Dive Brief:
- Electric vehicles, HVAC systems and other grid-connected distributed energy resources could provide New York with 8.5 GW of cost-effective grid flexibility by 2040, Brattle Group said last month in a report prepared for the New York Department of Public Service and the New York State Energy Research and Development Authority.
- The report estimates New York’s grid flexibility potential in a world where it achieves its statutory mandate for 100% zero-emissions power generation by 2040 and has electrified 60% of heating systems, 6.4 million EVs on the road and more than 2 GW of behind-the-meter energy storage capacity.

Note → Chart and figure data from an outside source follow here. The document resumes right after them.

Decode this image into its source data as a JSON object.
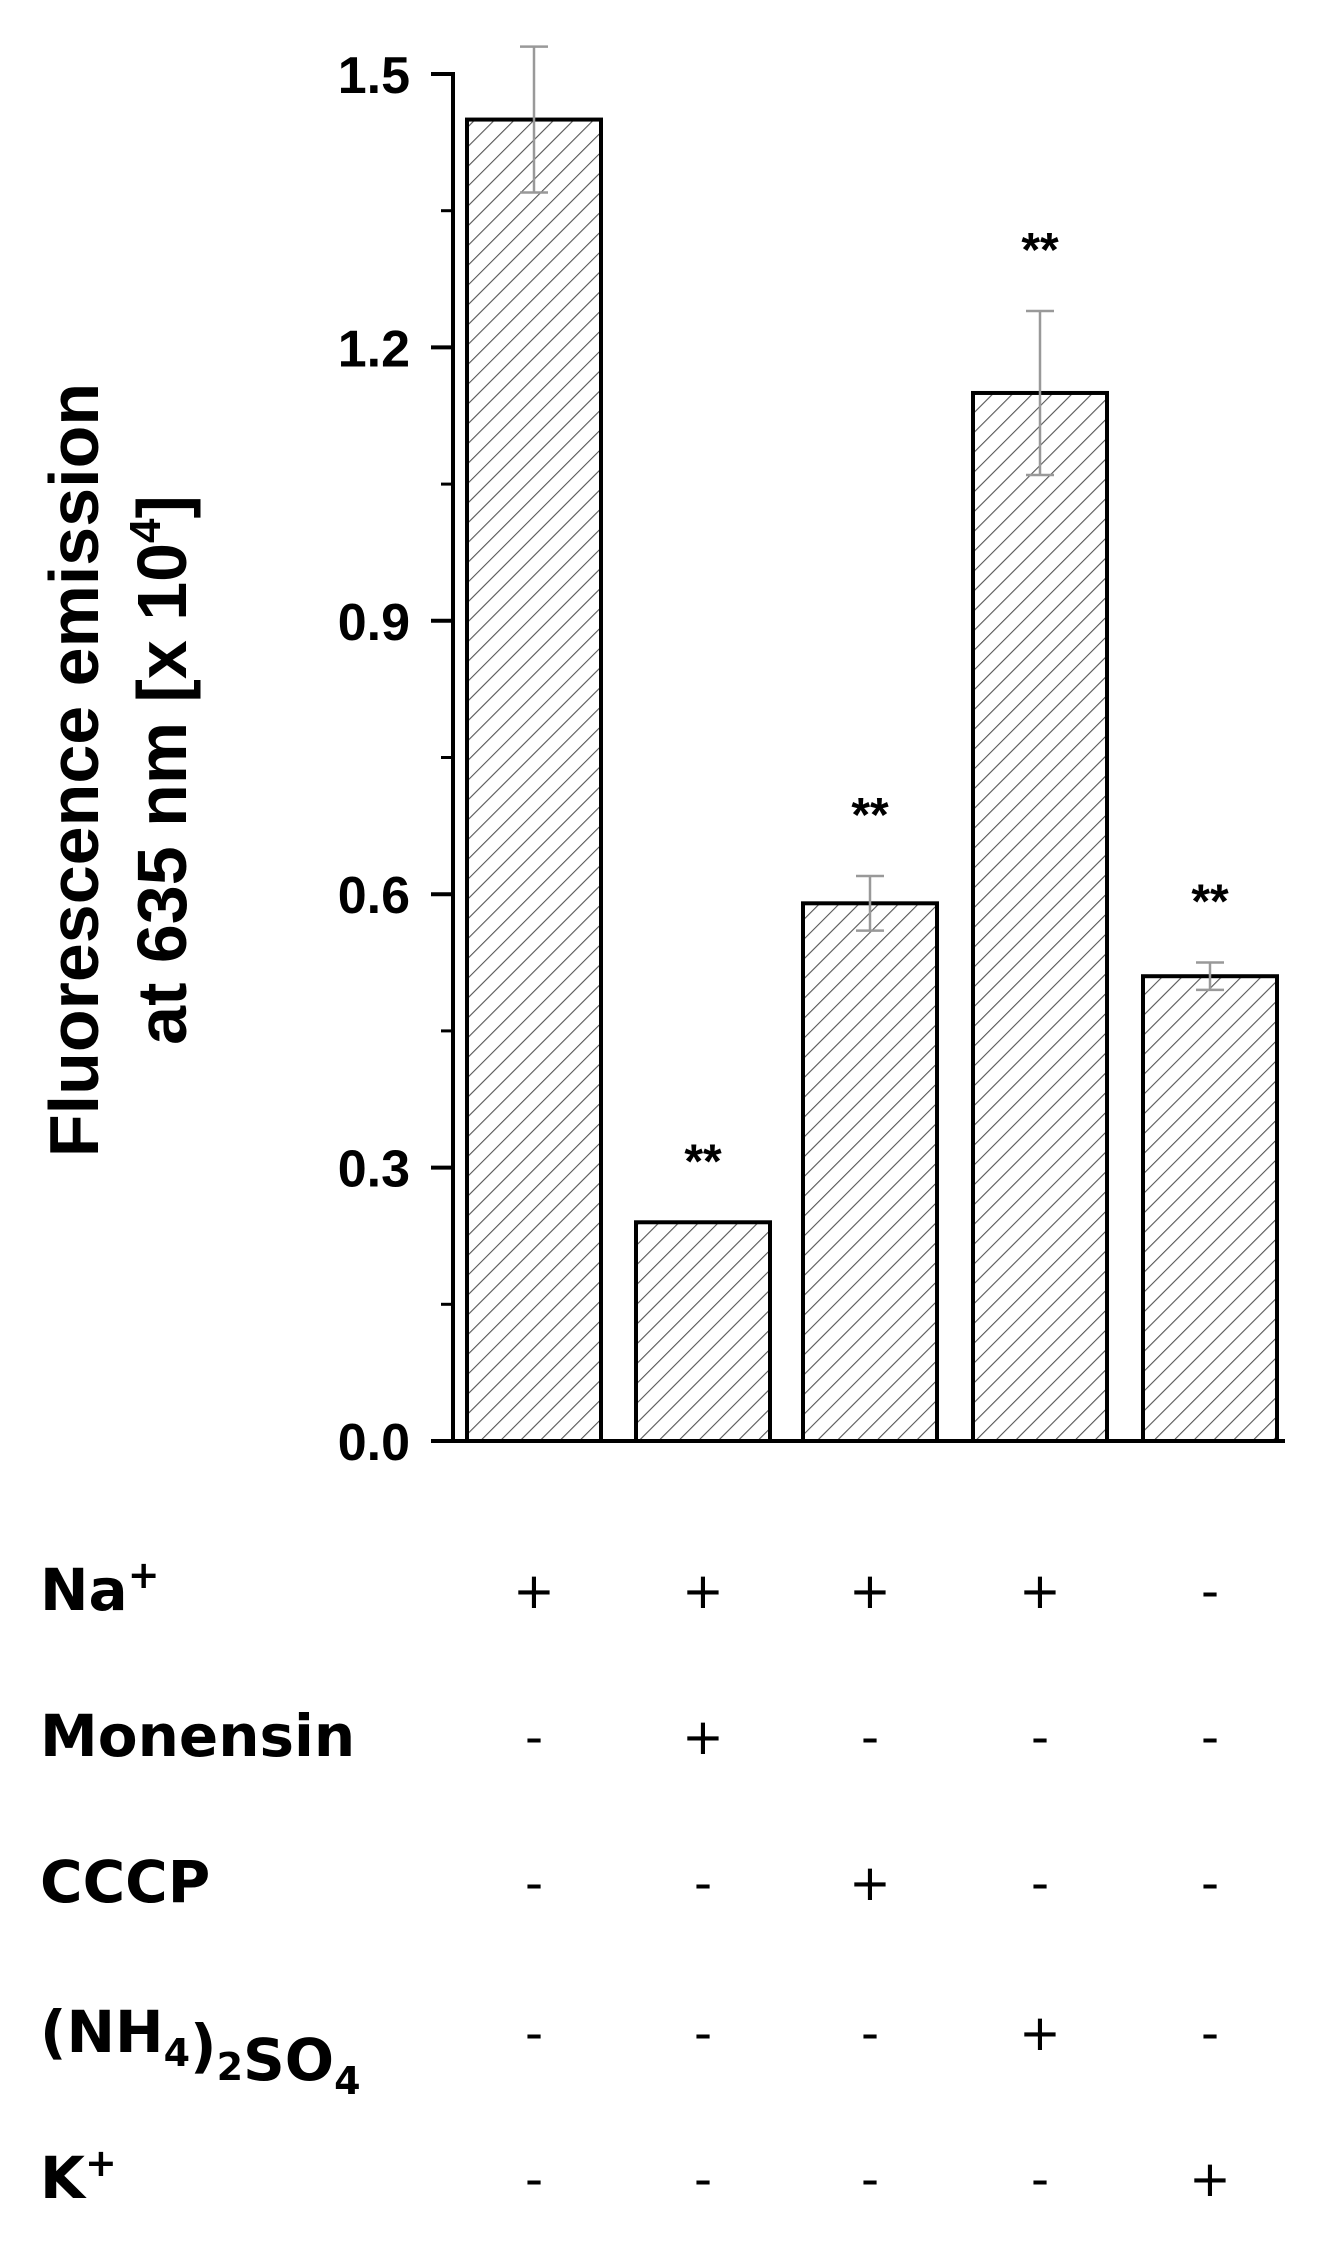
{
  "chart_data": {
    "type": "bar",
    "ylabel_line1": "Fluorescence emission",
    "ylabel_line2_prefix": "at 635 nm [x 10",
    "ylabel_line2_sup": "4",
    "ylabel_line2_suffix": "]",
    "ylim": [
      0,
      1.5
    ],
    "yticks": [
      "0.0",
      "0.3",
      "0.6",
      "0.9",
      "1.2",
      "1.5"
    ],
    "ytick_values": [
      0,
      0.3,
      0.6,
      0.9,
      1.2,
      1.5
    ],
    "values": [
      1.45,
      0.24,
      0.59,
      1.15,
      0.51
    ],
    "errors": [
      0.08,
      0,
      0.03,
      0.09,
      0.015
    ],
    "significance": [
      "",
      "**",
      "**",
      "**",
      "**"
    ],
    "bar_fill": "hatched",
    "bar_stroke": "#000000",
    "hatch_color": "#555555",
    "error_color": "#999999",
    "conditions": [
      {
        "label_parts": [
          [
            "Na",
            ""
          ],
          [
            "+",
            "sup"
          ]
        ],
        "marks": [
          "+",
          "+",
          "+",
          "+",
          "-"
        ]
      },
      {
        "label_parts": [
          [
            "Monensin",
            ""
          ]
        ],
        "marks": [
          "-",
          "+",
          "-",
          "-",
          "-"
        ]
      },
      {
        "label_parts": [
          [
            "CCCP",
            ""
          ]
        ],
        "marks": [
          "-",
          "-",
          "+",
          "-",
          "-"
        ]
      },
      {
        "label_parts": [
          [
            "(NH",
            ""
          ],
          [
            "4",
            "sub"
          ],
          [
            ")",
            ""
          ],
          [
            "2",
            "sub"
          ],
          [
            "SO",
            ""
          ],
          [
            "4",
            "sub"
          ]
        ],
        "marks": [
          "-",
          "-",
          "-",
          "+",
          "-"
        ]
      },
      {
        "label_parts": [
          [
            "K",
            ""
          ],
          [
            "+",
            "sup"
          ]
        ],
        "marks": [
          "-",
          "-",
          "-",
          "-",
          "+"
        ]
      }
    ]
  }
}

- By 2040, grid flexibility could address approximately 25% of New York’s expected peak load “that is not served by renewable generation,” approaching the scale of other, utility-scale flexible resources, Brattle said. Technology adoption could impact total overall cost savings, however.
Dive Insight:
Brattle’s 8.5-GW estimate represents a nearly six-fold increase from New York’s present 1.4-GW grid flexibility capability and is higher than other recent 2040 flexibility potential estimates cited in the report. NYSERDA’s most recent integration analysis estimates 2040 flexibility potential between 2.3 GW and 3.5 GW, while PEAK Coalition’s October 2024 estimates range from 3.9 GW to 7.8 GW.
The discrepancy is largely due to the Brattle study including a broader range of technologies and grid flexibility options, the report said. The PEAK Coalition scenarios only include flexibility from EV charging and electric heating, while NYSERDA’s high-flexibility scenario omits behind-the-meter storage, vehicle-to-grid charging, time-varying rates and demand response from large commercial and industrial loads.
The findings offer “estimates of potential, not forecasts of what is most likely to happen in the future unless addressable barriers that currently limit grid flexibility expansion are overcome,” the report said.
Brattle’s estimate is sensitive to the pace of flexible resource adoption and to outstanding questions about the true flexibility potential of technologies like heat pumps, Brattle Group partner and report co-author Ryan Hledik said in an email.
“If end-uses like heat pumps and EVs are adopted at levels that are lower than the policy targets, all else equal, our estimates of grid flexibility potential would be lower,” Hledik said.
With regards to heat pumps’ flexibility potential, early studies cited in the report suggest the technology can play an important role on the grid but “more experimentation and deployment is needed to ensure that it will work at scale with a positive customer experience,” Hledik said.
And while New York will need “a lot of flexibility in order to reliably support the state’s clean energy goals,” the actual generation mix in 2040 could affect potential cost savings from grid flexibility, Hledik said.
The annual cost of avoided generation is expected to be greater than $200/kW on a fully decarbonized New York grid in 2040, per National Renewable Energy Laboratories data, with a hydrogen turbine as the marginal generator, Brattle said. Reducing the 2040 capacity cost by 50% lowers potential grid flexibility by just 15% in summer and 9% in winter, indicating “that the broad findings of this study are not dependent on capacity costs reaching $200/kW [per year],” it said.
“Even if New York’s power grid doesn’t evolve that dramatically, I still would expect our findings to hold at a fundamental level, though probably with a lower estimate of total overall cost savings,” Hledik said.
Because flexible resources are located at the grid edge, they have “a lot of different use cases … if it turns out that the system doesn't need as much resource adequacy as expected, grid flexibility could be used to provide distribution-level benefits, and vice versa,” he added.